Abstract: Mary Jane Clinard seeks a divorce and alimony from her abusive husband of five years, Henderson Clinard. She reveals that, "less than three days after the marriage," her husband "was intoxicated" and that he has not been sober "as a general rule exceeding three or four days at a time" throughout their marriage. He has acquired a habit "of bringing negro men, slaves of the neighbourhood, to his house & drinking with them in your Oratrix's room." When Mary Jane "orders them to be gone, they reply to her with insolent language, and her husband countenances them in this conduct." He often comes home drunk, "as late as" one in the morning, and behaves violently towards her. He has seized and choked her, thrown a knife at her, and several times struck her "with the tongs or shovel." She has a scar on her face, "which is still remaining" from his abuse. Henderson also treats their child "in the same way." Mary Jane has fled with her child to a neighbor's house and now wishes to be divorced from him "absolutely." She informs the court that the only property Henderson brought to their marriage was a "negro boy," whom he has since sold and replaced with a "negro girl named Minerva." She asks the court to attach his property, so that she can derive alimony out of the same.

PAR Number 21684910

State: Virginia Year: 1849
Location: Petersburg Location Type: City

Abstract: Armstrong R. Blick petitions the court for a divorce from his wife Elizabeth. The petitioner charges "that the said Elizabeth about two or three years ago became disaffected & has since been guilty of adultery & living in common prostitution separate and apart from her husband." He therefore prays "that your Honor would by definitive sentence pronounce and decree the marriage to be null & void, pursuant to the Act of Assembly March 18 1848." In his deposition, R. C. Trayler informed the court that he saw Elizabeth "upon several occasion going into houses of ill fame, and I have seen her repeatedly in houses kept for that purpose by negroes -- that is for purposes of prostitution."

PAR Number 21686012

State: Virginia Year: 1860
Location: Lynchburg Location Type: City

Abstract: William H. Cochran seeks a divorce from his wife, Lucinda Cochran.

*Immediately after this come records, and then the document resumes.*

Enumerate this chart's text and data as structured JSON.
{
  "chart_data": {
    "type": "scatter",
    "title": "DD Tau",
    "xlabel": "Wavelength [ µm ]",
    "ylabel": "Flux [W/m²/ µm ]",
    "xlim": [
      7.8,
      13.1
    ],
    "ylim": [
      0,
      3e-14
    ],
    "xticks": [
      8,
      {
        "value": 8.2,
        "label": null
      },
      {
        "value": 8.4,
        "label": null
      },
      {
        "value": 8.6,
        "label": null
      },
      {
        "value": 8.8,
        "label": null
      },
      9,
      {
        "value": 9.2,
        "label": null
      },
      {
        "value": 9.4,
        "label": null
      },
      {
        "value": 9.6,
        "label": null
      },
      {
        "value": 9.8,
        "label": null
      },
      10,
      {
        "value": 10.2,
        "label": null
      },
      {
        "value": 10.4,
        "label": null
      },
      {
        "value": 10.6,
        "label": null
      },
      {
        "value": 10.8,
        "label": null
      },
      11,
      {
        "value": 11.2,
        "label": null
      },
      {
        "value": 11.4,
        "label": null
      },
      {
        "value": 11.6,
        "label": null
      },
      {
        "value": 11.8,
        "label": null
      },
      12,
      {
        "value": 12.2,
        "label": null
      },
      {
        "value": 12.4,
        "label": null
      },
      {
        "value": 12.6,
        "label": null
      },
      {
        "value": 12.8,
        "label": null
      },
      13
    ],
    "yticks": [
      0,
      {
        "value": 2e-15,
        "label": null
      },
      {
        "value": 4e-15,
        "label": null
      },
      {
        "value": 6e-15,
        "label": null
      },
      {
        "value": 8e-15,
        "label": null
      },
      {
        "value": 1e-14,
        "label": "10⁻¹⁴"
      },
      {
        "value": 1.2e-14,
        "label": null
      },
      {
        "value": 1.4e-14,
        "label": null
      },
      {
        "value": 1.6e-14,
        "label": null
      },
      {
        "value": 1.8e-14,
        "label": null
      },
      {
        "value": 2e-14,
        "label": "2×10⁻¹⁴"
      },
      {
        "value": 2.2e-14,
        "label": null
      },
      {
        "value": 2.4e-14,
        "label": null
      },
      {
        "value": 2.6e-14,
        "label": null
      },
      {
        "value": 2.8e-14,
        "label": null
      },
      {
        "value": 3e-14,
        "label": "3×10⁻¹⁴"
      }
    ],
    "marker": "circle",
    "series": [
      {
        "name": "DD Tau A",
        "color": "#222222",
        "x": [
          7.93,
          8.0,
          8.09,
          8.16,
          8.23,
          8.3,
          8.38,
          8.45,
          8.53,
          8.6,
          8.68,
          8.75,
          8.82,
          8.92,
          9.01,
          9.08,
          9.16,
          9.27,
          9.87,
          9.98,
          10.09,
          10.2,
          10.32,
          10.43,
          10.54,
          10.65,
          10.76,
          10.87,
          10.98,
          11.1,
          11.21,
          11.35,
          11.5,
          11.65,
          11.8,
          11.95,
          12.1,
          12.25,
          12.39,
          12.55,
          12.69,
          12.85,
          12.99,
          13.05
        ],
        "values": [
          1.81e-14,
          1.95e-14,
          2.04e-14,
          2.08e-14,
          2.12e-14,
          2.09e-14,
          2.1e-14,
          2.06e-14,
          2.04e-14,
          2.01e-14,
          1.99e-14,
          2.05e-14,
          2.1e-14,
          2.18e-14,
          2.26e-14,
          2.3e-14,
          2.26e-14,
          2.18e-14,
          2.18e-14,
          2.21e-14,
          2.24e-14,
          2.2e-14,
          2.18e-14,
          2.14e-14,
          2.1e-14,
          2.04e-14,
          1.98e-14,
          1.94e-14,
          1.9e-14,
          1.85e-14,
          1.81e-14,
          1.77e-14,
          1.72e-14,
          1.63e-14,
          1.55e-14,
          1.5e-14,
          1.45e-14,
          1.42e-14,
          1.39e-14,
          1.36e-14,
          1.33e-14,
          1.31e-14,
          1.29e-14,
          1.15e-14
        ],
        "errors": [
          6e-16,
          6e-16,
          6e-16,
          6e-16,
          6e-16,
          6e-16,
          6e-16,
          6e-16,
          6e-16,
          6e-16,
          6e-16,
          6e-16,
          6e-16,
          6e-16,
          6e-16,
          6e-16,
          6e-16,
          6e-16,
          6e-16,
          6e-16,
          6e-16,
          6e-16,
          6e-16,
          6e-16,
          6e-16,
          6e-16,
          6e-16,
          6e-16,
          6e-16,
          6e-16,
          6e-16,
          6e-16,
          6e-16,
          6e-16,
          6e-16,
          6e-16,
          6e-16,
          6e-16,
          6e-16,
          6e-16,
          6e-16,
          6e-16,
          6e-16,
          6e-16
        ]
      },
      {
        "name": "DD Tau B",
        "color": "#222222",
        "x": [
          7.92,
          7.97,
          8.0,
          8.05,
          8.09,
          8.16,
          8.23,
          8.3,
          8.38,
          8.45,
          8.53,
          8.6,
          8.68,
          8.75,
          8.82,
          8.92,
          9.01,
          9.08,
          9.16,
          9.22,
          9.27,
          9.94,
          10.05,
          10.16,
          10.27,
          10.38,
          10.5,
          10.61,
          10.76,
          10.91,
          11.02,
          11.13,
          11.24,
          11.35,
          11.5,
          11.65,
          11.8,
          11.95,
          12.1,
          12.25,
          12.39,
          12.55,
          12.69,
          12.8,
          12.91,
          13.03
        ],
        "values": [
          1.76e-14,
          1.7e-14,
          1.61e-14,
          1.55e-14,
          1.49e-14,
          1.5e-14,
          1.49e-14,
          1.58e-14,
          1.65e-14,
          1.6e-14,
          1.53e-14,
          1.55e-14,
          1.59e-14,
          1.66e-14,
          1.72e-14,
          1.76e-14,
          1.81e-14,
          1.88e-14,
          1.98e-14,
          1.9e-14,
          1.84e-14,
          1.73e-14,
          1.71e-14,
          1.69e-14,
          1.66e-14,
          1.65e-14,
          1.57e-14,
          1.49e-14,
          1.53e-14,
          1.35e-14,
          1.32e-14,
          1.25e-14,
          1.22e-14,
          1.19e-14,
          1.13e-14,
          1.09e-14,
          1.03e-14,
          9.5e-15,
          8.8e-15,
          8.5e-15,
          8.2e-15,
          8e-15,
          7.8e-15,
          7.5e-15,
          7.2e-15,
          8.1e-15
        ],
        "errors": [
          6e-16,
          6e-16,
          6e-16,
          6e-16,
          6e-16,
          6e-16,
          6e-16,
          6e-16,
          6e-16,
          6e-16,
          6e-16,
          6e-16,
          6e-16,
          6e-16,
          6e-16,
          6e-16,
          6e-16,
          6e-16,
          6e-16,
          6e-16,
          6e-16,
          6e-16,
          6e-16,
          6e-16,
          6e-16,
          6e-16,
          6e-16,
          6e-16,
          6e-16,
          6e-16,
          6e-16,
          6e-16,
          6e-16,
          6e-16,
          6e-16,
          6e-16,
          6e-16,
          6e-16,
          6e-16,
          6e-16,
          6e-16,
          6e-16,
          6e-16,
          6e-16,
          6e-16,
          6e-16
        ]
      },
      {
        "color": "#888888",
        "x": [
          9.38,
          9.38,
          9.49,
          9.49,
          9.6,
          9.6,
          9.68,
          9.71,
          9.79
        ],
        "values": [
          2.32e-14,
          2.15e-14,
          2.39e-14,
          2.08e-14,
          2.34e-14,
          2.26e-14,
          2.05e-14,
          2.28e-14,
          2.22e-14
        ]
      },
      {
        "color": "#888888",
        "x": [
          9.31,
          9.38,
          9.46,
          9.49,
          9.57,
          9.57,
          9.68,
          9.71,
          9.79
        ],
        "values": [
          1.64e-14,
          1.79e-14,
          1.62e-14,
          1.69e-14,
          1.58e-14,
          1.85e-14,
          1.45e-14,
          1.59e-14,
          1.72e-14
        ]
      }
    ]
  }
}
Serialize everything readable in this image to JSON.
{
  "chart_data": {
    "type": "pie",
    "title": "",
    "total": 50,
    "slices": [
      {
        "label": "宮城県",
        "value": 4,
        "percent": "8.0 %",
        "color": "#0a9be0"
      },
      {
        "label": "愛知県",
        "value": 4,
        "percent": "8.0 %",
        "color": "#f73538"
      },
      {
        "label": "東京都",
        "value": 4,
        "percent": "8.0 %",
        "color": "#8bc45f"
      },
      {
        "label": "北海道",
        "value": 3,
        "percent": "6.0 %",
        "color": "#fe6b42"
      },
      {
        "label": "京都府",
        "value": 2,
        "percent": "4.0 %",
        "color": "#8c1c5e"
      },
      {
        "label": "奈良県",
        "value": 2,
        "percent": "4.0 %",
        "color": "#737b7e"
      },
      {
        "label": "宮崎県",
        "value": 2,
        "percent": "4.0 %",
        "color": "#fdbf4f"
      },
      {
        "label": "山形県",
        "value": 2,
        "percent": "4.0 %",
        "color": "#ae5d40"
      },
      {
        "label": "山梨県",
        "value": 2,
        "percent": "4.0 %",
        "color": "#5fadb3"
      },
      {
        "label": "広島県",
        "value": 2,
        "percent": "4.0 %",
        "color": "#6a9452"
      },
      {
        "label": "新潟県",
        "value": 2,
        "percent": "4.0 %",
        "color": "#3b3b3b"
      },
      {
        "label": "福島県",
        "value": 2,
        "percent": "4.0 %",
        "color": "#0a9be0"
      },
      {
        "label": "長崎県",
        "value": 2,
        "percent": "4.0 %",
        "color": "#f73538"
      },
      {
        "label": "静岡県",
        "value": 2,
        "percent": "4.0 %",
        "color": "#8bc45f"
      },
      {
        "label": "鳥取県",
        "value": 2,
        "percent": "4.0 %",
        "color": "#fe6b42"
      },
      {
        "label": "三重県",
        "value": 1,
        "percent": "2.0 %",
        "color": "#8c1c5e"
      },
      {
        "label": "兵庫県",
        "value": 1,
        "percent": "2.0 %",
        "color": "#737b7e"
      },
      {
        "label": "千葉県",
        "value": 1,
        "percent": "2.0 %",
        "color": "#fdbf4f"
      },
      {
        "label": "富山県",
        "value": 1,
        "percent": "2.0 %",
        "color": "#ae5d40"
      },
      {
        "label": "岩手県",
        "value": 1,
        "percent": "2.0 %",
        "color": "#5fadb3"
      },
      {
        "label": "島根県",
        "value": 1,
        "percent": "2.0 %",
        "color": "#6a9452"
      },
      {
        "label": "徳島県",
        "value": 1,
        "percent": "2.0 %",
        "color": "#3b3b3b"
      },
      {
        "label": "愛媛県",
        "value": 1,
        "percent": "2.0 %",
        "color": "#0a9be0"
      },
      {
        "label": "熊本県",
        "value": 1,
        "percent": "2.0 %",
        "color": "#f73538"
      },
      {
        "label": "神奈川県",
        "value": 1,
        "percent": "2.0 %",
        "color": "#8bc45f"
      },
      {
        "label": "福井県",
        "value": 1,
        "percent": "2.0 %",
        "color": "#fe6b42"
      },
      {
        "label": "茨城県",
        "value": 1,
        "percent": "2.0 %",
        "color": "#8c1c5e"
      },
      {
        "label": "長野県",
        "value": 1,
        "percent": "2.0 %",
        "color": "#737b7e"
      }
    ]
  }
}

The plaintiff accuses his wife of "having fallen into habits of intemperance," and he admits that she "has been for months past, living separate and apart from your Orator; changing her residence from one house of ill-fame to another in the city or it's vicinity, and living in undisguised habits of adultery and lewd intercourse." Being "advised that he is entitled to a divorce from the bond of matrimony with the said Lucinda," the petitioner prays "for a decree for a divorce ... without being compelled to provide for her support; also that the custody of his said children be secured to him; that said Lucinda Cochran be compelled to resume her maiden name, and barred forever from all rights of distribution and dower in your Orator's estate." A deposition reveals that Lucinda is residing in a house "occupied by free negroes, & of course has such reputation, that no decent white woman would make it a place of visitation or abode."